Cenário: Filipe Domingues

O Estado de S.Paulo

18 de abril de 2012 | 03h08

Os preços da soja tiveram alta modesta ontem na Bolsa de Chicago, sustentados pela expectativa de mais demanda pelo produto dos Estados Unidos e preocupações com uma possível restrição na oferta global. Os contratos da oleaginosa para entrega em maio subiram 0,40%, para US$ 14,2575 por bushel. Segundo analistas, ainda é forte a demanda da China, principal consumidor do grão. Ontem, o governo americano anunciou a venda de 225 mil toneladas para "destinos desconhecidos" - que analistas afirmam ser a China. Além disso, uma estatal chinesa importadora de grãos informou que pretende comprar 4,6 milhões de toneladas de soja neste mês, ante 3,9 milhões de toneladas em abril. O que limitou a alta dos preços, no entanto, foi a ideia de que um maior número de produtores pode adotar a prática de cultivar duas safras na mesma área. Retirado o trigo mais cedo da lavoura, é possível entrar com a soja ("dupla safra"), aumentando a oferta e pressionado as cotações.

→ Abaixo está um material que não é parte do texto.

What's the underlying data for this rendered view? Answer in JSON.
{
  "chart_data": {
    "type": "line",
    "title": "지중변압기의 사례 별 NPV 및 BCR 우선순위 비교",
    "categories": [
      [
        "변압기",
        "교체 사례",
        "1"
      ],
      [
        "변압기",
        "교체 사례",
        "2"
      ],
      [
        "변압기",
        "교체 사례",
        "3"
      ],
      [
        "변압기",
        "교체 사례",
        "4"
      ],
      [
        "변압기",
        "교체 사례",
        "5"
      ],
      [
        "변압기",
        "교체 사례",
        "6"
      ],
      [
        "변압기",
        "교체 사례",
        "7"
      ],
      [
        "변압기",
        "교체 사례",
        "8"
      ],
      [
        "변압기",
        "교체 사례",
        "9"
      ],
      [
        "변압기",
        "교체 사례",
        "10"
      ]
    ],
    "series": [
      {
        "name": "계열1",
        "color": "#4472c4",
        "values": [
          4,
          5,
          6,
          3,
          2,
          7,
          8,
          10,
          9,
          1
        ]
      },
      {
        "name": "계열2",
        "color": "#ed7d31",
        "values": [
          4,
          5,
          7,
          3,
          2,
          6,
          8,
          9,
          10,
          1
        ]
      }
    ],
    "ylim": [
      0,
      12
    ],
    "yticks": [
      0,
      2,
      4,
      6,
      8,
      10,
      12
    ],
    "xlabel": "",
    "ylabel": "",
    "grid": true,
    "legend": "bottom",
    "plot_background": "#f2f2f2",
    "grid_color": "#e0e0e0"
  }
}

Já os preços do milho caíram. Participantes do mercado voltaram a se concentrar na previsão de uma ampla safra nos Estados Unidos neste ano. Os lotes para entrega em maio fecharam em baixa de 1,04%. O mercado de trigo também foi pressionado pela oferta, considerada confortável. Além disso, investidores compraram simultaneamente contratos de soja e venderam milho ou trigo, apostando na alta da oleaginosa e na queda dos dois cereais.

Na Bolsa de Nova York, os mercados se basearam principalmente em critérios técnicos. O açúcar subiu 0,52% e o café caiu 0,94%.